Valle. Den Namen merken wir uns.
Jede Begebenheit wird lange und ausführlich ausgestellt. Das dauert meist länger, als andere Filmer uns zuzumuten wagen. Valle kann das. Weil er eben unfassbar treffsichere Bilder findet: «Princessa», die einsame Windhündin der einsamen Mutter des Drogenbosses, wird von den Bediensteten am Abend zum Strand gefahren. Sie soll dort beim Nickerchen den luxuriösesten Sonnenuntergang erleben dürfen. In derart schrillen Bildern fasst Valle die Leere und den Überfluss in einem einzigen Bild zusammen, so bissig, dass man losschreien möchte – vor Vergnügen und Erkenntnisblödsinn.

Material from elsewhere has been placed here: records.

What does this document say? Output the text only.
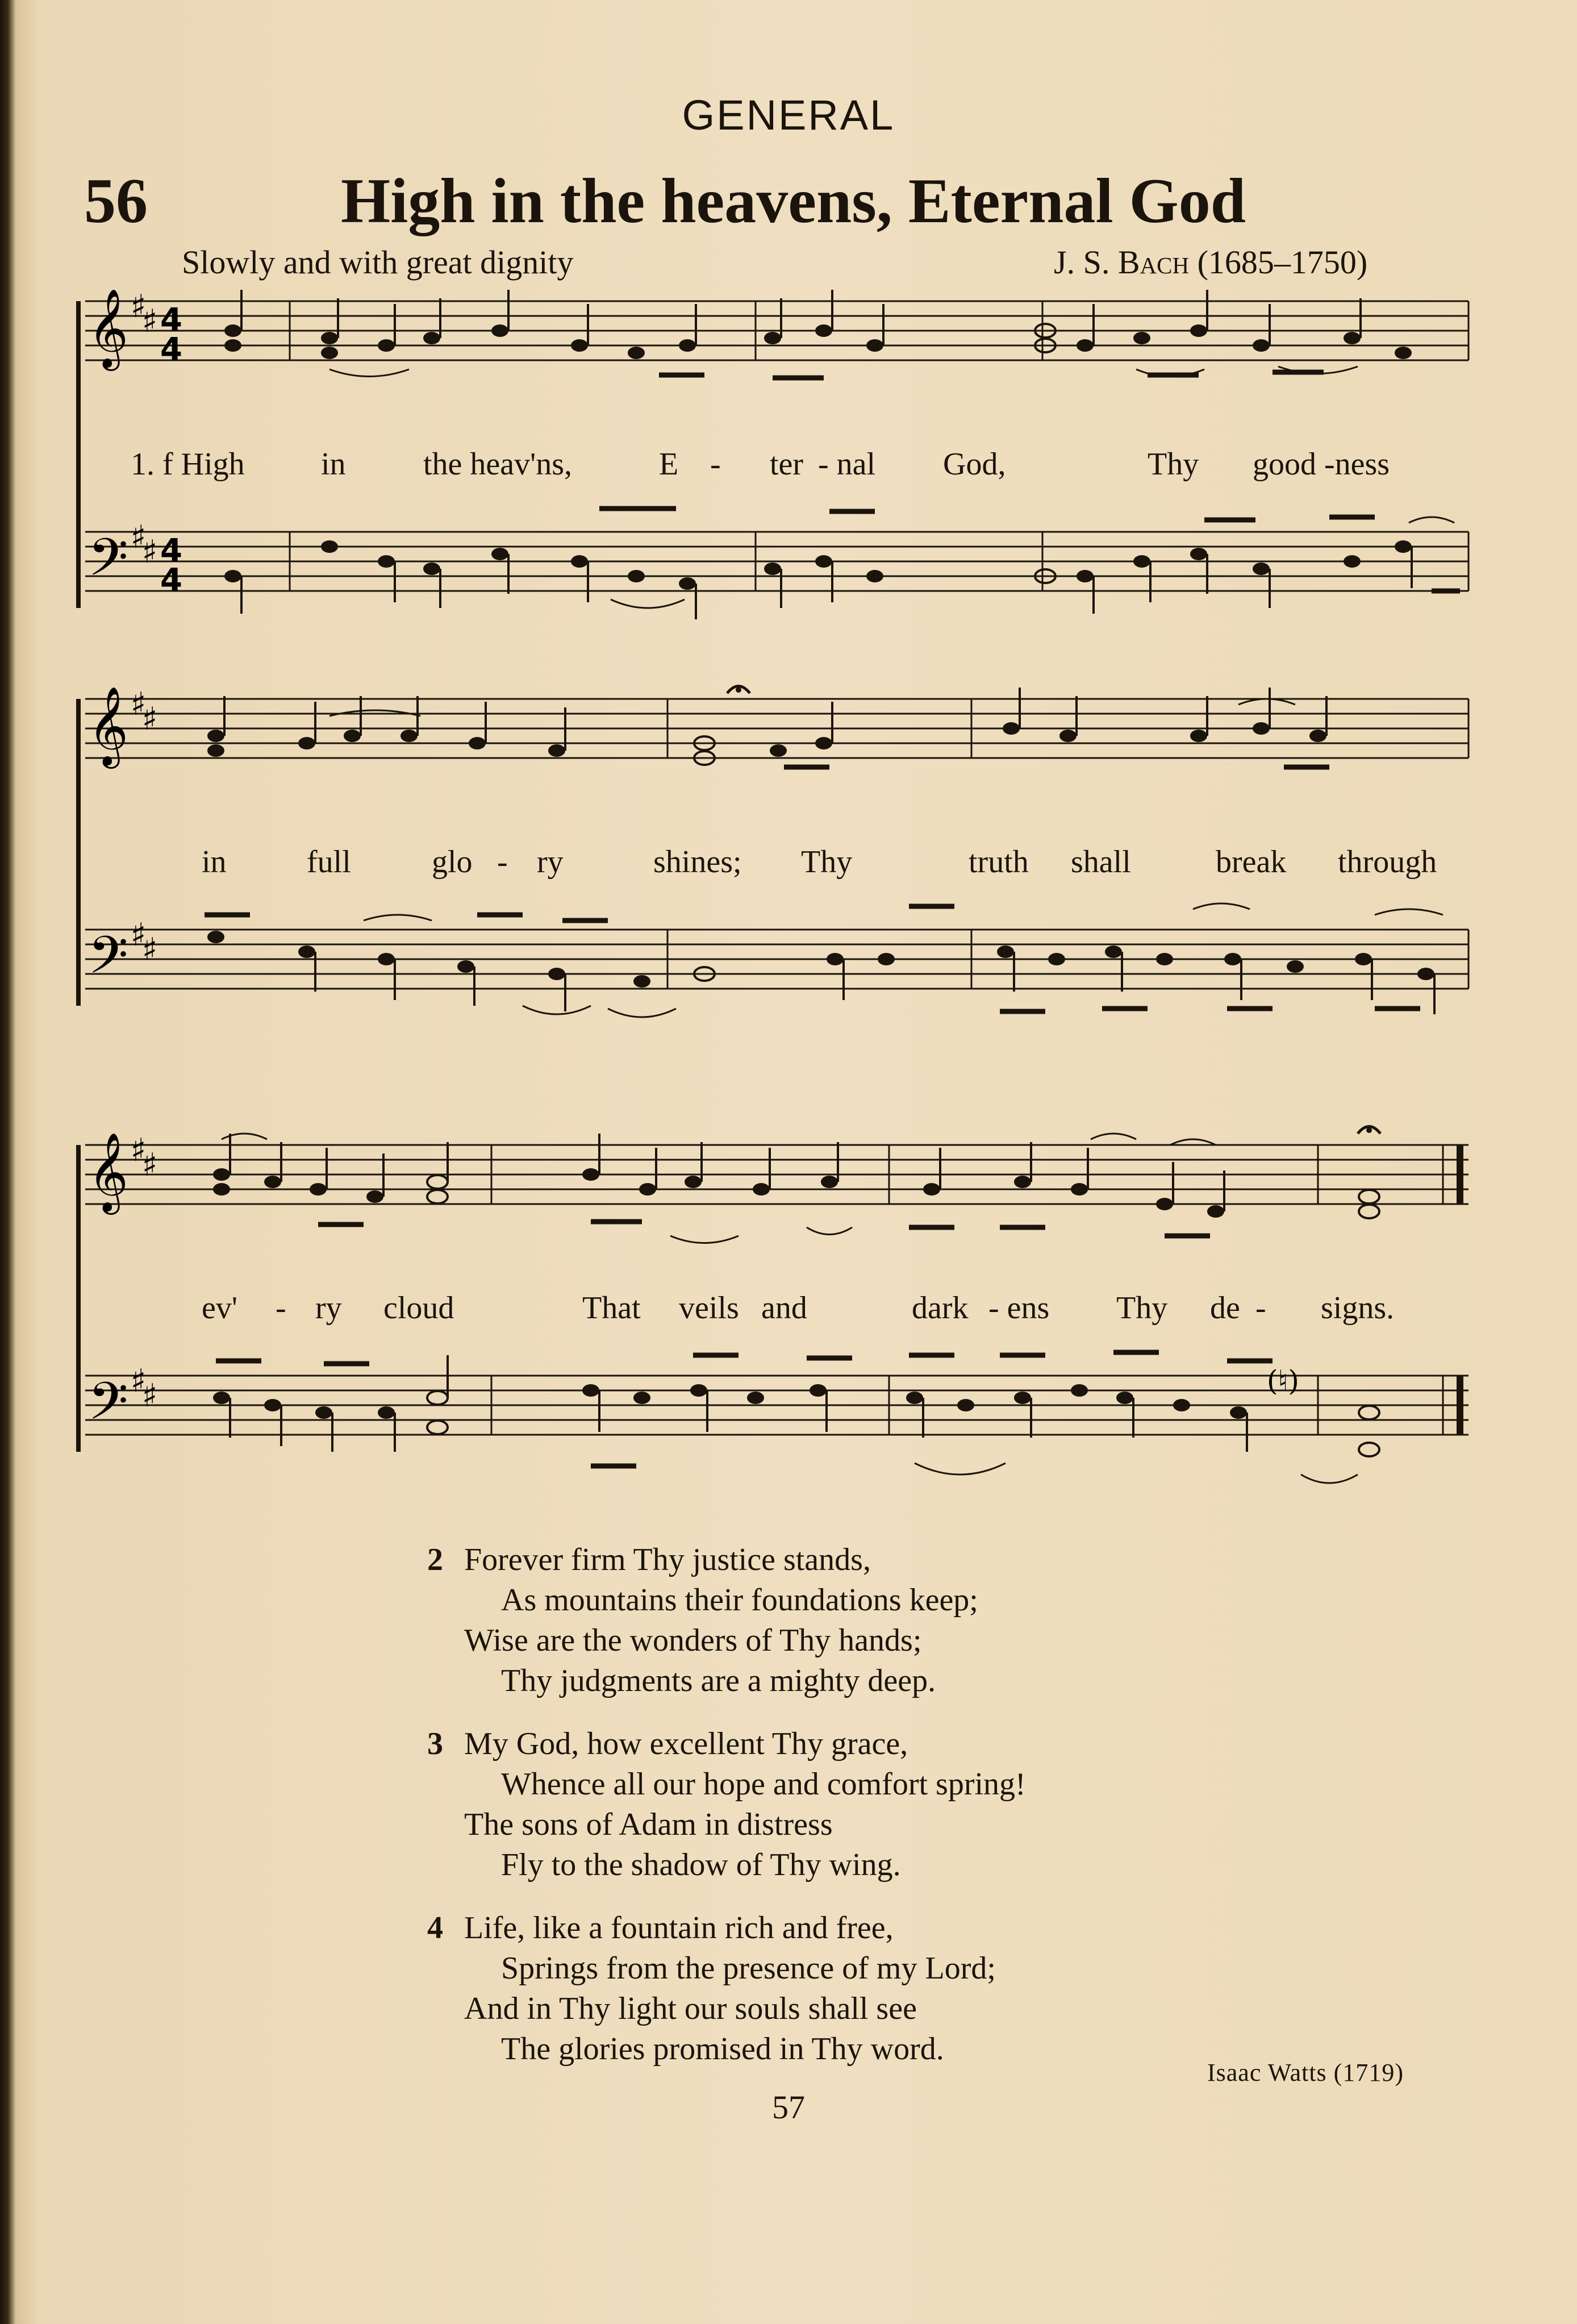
GENERAL
56	High in the heavens, Eternal God
Slowly and with great dignity	J. S. Bach (1685–1750)
𝄞
𝄢
♯
♯
♯
♯
4
4
4
4
1. f High in the heav'ns,	E - ter - nal God,	Thy good -ness
𝄞
𝄢
♯
♯
♯
♯
in	full	glo - ry	shines; Thy	truth shall	break through
𝄞
𝄢
♯
♯
♯
♯	(♮)
ev' - ry cloud	That veils and	dark - ens Thy de - signs.
2 Forever firm Thy justice stands,
As mountains their foundations keep;
Wise are the wonders of Thy hands;
Thy judgments are a mighty deep.
3 My God, how excellent Thy grace,
Whence all our hope and comfort spring!
The sons of Adam in distress
Fly to the shadow of Thy wing.
4 Life, like a fountain rich and free,
Springs from the presence of my Lord;
And in Thy light our souls shall see
The glories promised in Thy word.
Isaac Watts (1719)
57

Wenn der lahme Putzteufel Rafael seine povere Wohnwagwelt verlässt, tut er es nie, ohne seinen Wellensittich im Käfig mit einer neckischen Drehhung zum Fliegen einzuladen. Auch das Eingesperrtsein soll seinen Reiz behalten. Er selber ist schon eingesperrt genug. Er darf selber auch nicht aufhören zu arbeiten. Er arbeitet weiter. Gegen weniger Lohn.
Die stille Sabotage
Das Anfangsbild hat uns ahnen lassen, dass sich hier nur langsam, langsam etwas bewegt, am Grenzwall zwischen Reich und Arm. Es ist keine Revolution, die die «Workers» anzetteln. Es ist eine kleine moralische Verschiebung in ihrem Wertekatalog: Rafael fängt an das zu tun, was den kleinen Leuten in jedem Krieg bleibt: kleine subtile Sabotageakte. Lidia greift gar zu einer noch heftigeren Gegenwehr.
Als die Hausherrin stirbt, geht ihr Vermögen an den Windhund über. Die «Workers» sollen fortan für sein Wohl sorgen. Das tun sie dann auch, nach bewährter Manier. In stilvoll stiller Sabotage.
Wir sind in jenem Land, in dem jährlich mehr Menschen im Krieg zwischen Arm und Reich sterben, als im Irak-Krieg. In diesem Krieg fangen jetzt die Armen an – so zeigt es Valle – den Krieg zu bekriegen. Sie tun es gelassen, unauffällig und leise. Sie haben nichts zu verlieren. Nicht einmal ein goldenes Kettenchen.
Mit dem letzten Bild kommen wir auf der anderen Seite des Eisenwalles an. Ganz unbemerkt langsam haben wir die Seite gewechselt: Jetzt stehen wir auf der Seite jener, die nicht mehr an eine Revolution denken können. Höchstens noch an ein wenig an ihr kleines Glück, das täglich nicht aus viel mehr besteht, als das Hündchen der Superreichen Gassi führen zu dürfen.